The MontaVista Pro ADK is built around their DevRocket Eclipse-based IDE and provides a full application development tool set. It includes the core libraries and files required to do the development work on Windows, SOLARIS and Linux workstations. The ADK also includes an x86 version, which allows application developers to build apps before the target hardware even exists. “As long as they have an x86 based platform they can start prototyping the application and building it in preparation for getting the
real target hardware” with the ADK, Samagond explained. “Once it comes in they can immediately transfer to the target hardware without a loss of time or efficiency.”

MontaVista has been known since its inception as an embedded Linux
company, though Samagond argued that the company has grown past that definition in the past two years.

“We certainly began in the embedded Linux space but by a combination of customer adoption, customer demand and being on top of market trends we’ve kind of grown out of the embedded market area,” he said.
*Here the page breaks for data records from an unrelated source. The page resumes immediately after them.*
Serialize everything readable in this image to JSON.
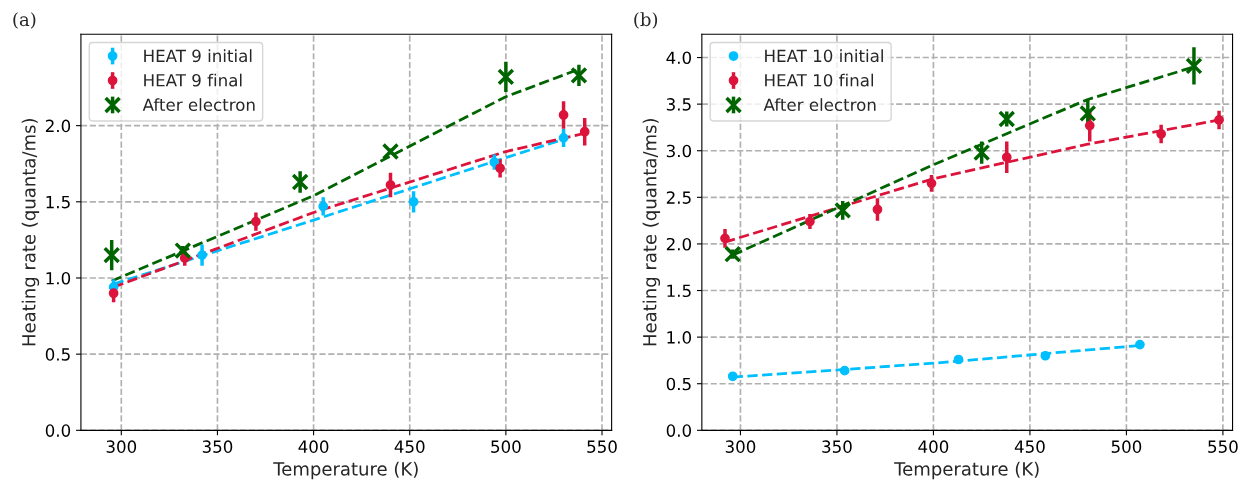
{
  "chart_data": [
    {
      "type": "scatter",
      "title": "(a)",
      "xlabel": "Temperature (K)",
      "ylabel": "Heating rate (quanta/ms)",
      "xlim": [
        279,
        555
      ],
      "ylim": [
        0,
        2.6
      ],
      "xticks": [
        300,
        350,
        400,
        450,
        500,
        550
      ],
      "yticks": [
        {
          "value": 0,
          "label": "0.0"
        },
        0.5,
        {
          "value": 1,
          "label": "1.0"
        },
        1.5,
        {
          "value": 2,
          "label": "2.0"
        }
      ],
      "grid": true,
      "legend": "top left",
      "series": [
        {
          "name": "HEAT 9 initial",
          "color": "#00bfff",
          "marker": "circle",
          "x": [
            296,
            342,
            405,
            452,
            494,
            530
          ],
          "values": [
            0.94,
            1.15,
            1.47,
            1.5,
            1.76,
            1.92
          ],
          "errors": [
            0.05,
            0.07,
            0.06,
            0.07,
            0.05,
            0.06
          ]
        },
        {
          "name": "HEAT 9 final",
          "color": "#dc143c",
          "marker": "circle",
          "x": [
            296,
            333,
            370,
            440,
            497,
            530,
            541
          ],
          "values": [
            0.9,
            1.13,
            1.37,
            1.61,
            1.72,
            2.07,
            1.96
          ],
          "errors": [
            0.06,
            0.05,
            0.06,
            0.08,
            0.06,
            0.09,
            0.09
          ]
        },
        {
          "name": "After electron",
          "color": "#006400",
          "marker": "cross",
          "x": [
            295,
            332,
            393,
            440,
            500,
            538
          ],
          "values": [
            1.15,
            1.18,
            1.63,
            1.83,
            2.32,
            2.33
          ],
          "errors": [
            0.1,
            0.03,
            0.07,
            0.02,
            0.1,
            0.07
          ]
        },
        {
          "type": "line",
          "color": "#00bfff",
          "marker": "none",
          "line_style": "dashed",
          "x": [
            296,
            400,
            500,
            530
          ],
          "values": [
            0.96,
            1.38,
            1.79,
            1.91
          ]
        },
        {
          "type": "line",
          "color": "#dc143c",
          "marker": "none",
          "line_style": "dashed",
          "x": [
            296,
            400,
            500,
            541
          ],
          "values": [
            0.94,
            1.43,
            1.83,
            1.95
          ]
        },
        {
          "type": "line",
          "color": "#006400",
          "marker": "none",
          "line_style": "dashed",
          "x": [
            295,
            400,
            500,
            538
          ],
          "values": [
            0.98,
            1.54,
            2.19,
            2.37
          ]
        }
      ]
    },
    {
      "type": "scatter",
      "title": "(b)",
      "xlabel": "Temperature (K)",
      "ylabel": "Heating rate (quanta/ms)",
      "xlim": [
        280,
        555
      ],
      "ylim": [
        0,
        4.25
      ],
      "xticks": [
        300,
        350,
        400,
        450,
        500,
        550
      ],
      "yticks": [
        {
          "value": 0,
          "label": "0.0"
        },
        0.5,
        {
          "value": 1,
          "label": "1.0"
        },
        1.5,
        {
          "value": 2,
          "label": "2.0"
        },
        2.5,
        {
          "value": 3,
          "label": "3.0"
        },
        3.5,
        {
          "value": 4,
          "label": "4.0"
        }
      ],
      "grid": true,
      "legend": "top left",
      "series": [
        {
          "name": "HEAT 10 initial",
          "color": "#00bfff",
          "marker": "circle",
          "x": [
            296,
            354,
            413,
            458,
            507
          ],
          "values": [
            0.58,
            0.64,
            0.76,
            0.8,
            0.92
          ]
        },
        {
          "name": "HEAT 10 final",
          "color": "#dc143c",
          "marker": "circle",
          "x": [
            292,
            336,
            371,
            399,
            438,
            481,
            518,
            548
          ],
          "values": [
            2.06,
            2.24,
            2.37,
            2.65,
            2.93,
            3.27,
            3.18,
            3.33
          ],
          "errors": [
            0.1,
            0.08,
            0.12,
            0.09,
            0.17,
            0.17,
            0.1,
            0.1
          ]
        },
        {
          "name": "After electron",
          "color": "#006400",
          "marker": "cross",
          "x": [
            296,
            353,
            425,
            438,
            480,
            535
          ],
          "values": [
            1.89,
            2.36,
            2.98,
            3.34,
            3.4,
            3.91
          ],
          "errors": [
            0.05,
            0.1,
            0.12,
            0.08,
            0.15,
            0.2
          ]
        },
        {
          "type": "line",
          "color": "#00bfff",
          "marker": "none",
          "line_style": "dashed",
          "x": [
            296,
            400,
            507
          ],
          "values": [
            0.57,
            0.72,
            0.91
          ]
        },
        {
          "type": "line",
          "color": "#dc143c",
          "marker": "none",
          "line_style": "dashed",
          "x": [
            292,
            400,
            480,
            548
          ],
          "values": [
            2.02,
            2.7,
            3.07,
            3.33
          ]
        },
        {
          "type": "line",
          "color": "#006400",
          "marker": "none",
          "line_style": "dashed",
          "x": [
            296,
            400,
            480,
            535
          ],
          "values": [
            1.88,
            2.85,
            3.55,
            3.9
          ]
        }
      ]
    }
  ]
}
The catch is how you use the term embedded, he added. Samagond said he thinks the term embedded doesn’t really capture all of the different sectors the company currently services, including telecommunications products and consumer electronics.

“We’ve been serving the telcom market for over two years, been active with the OSDL’s Carrier Grade Linux group and have some leading telecom companies deploying our solutions,” Samagond said.

“We have really focused very heavily on telecommunications and consumer electronics, which is where I expect us to grow and see a lot more adoption as we move forward.”